Construction of residential histories to estimate long-term environmental exposures in the California Teachers Study cohort

J Expo Sci Environ Epidemiol. 2024 Mar 6. doi: 10.1038/s41370-023-00631-0. Online ahead of print.

Abstract

Environmental epidemiologic studies using geospatial data often estimate exposure at a participant's residence upon enrollment, but mobility during the exposure period can lead to misclassification. We aimed to mitigate this issue by constructing residential histories for participants in the California Teachers Study through follow-up (1995-2018). Address records have been collected from the US Postal Service, LexisNexis, Experian, and California Cancer Registry. We identified records of the same address based on geo-coordinate distance (≤250 m) and street name similarity. We consolidated addresses, prioritizing those confirmed by participants during follow-up questionnaires, and estimating the duration lived at each address using dates associated with records (e.g., date-first-seen).
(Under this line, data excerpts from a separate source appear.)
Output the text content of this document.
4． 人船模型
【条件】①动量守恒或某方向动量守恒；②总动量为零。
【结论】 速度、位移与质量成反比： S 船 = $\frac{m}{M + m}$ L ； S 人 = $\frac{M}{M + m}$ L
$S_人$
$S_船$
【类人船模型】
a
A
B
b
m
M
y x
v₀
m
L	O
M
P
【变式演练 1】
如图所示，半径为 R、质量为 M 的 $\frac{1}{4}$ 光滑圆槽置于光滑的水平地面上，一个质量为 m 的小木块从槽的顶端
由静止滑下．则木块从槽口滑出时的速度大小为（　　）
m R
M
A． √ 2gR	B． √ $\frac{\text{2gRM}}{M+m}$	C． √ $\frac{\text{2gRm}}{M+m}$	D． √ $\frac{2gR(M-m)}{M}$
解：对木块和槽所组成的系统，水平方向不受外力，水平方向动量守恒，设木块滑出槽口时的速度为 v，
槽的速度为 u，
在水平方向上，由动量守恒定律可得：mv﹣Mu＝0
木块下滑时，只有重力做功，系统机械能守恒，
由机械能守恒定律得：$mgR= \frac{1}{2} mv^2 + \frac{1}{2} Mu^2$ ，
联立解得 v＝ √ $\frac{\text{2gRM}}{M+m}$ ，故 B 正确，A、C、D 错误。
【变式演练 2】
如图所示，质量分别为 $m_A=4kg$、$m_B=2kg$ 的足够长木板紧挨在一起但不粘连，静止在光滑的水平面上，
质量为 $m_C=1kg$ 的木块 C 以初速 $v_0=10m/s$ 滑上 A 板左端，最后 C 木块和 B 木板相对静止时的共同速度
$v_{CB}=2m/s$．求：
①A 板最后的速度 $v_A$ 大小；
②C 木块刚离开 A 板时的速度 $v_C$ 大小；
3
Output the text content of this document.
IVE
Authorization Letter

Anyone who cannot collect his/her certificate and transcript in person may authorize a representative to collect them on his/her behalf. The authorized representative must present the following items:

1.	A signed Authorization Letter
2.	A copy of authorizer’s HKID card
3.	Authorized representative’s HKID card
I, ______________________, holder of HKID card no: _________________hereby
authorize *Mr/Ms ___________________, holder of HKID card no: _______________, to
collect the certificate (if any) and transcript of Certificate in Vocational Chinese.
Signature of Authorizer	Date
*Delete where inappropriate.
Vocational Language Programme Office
During 23 years of follow-up, about half of participants moved (48%, including 14% out-of-state). We observed greater mobility among younger women, Hispanic/Latino women, and those in metropolitan and lower socioeconomic status areas. The cumulative proportion of in-state movers remaining eligible for analysis was 21%, 32%, and 41% at 5, 10, and 20 years post enrollment, respectively. Using self-reported information collected 10 years after enrollment, we correctly identified 94% of movers and 95% of non-movers as having moved or not moved from their enrollment address. This dataset provides a foundation for estimating long-term environmental exposures in diverse epidemiologic studies in this cohort. IMPACT: Our efforts in constructing residential histories for California Teachers Study participants through follow-up (1995-2018) benefit future environmental epidemiologic studies. Address availability during the exposure period can mitigate misclassification due to residential changes, especially when evaluating long-term exposures and chronic health outcomes. This can reduce differential misclassification among more mobile subgroups, including younger women and those from lower socioeconomic and urban areas. Our approach to consolidating addresses from multiple sources showed high accuracy in comparison to self-reported residential information. The residential dataset produced from this analysis provides a valuable tool for future studies, ultimately enhancing our understanding of environmental health impacts.

Keywords: Analytic methods; Epidemiology; Geospatial analyses; Health studies.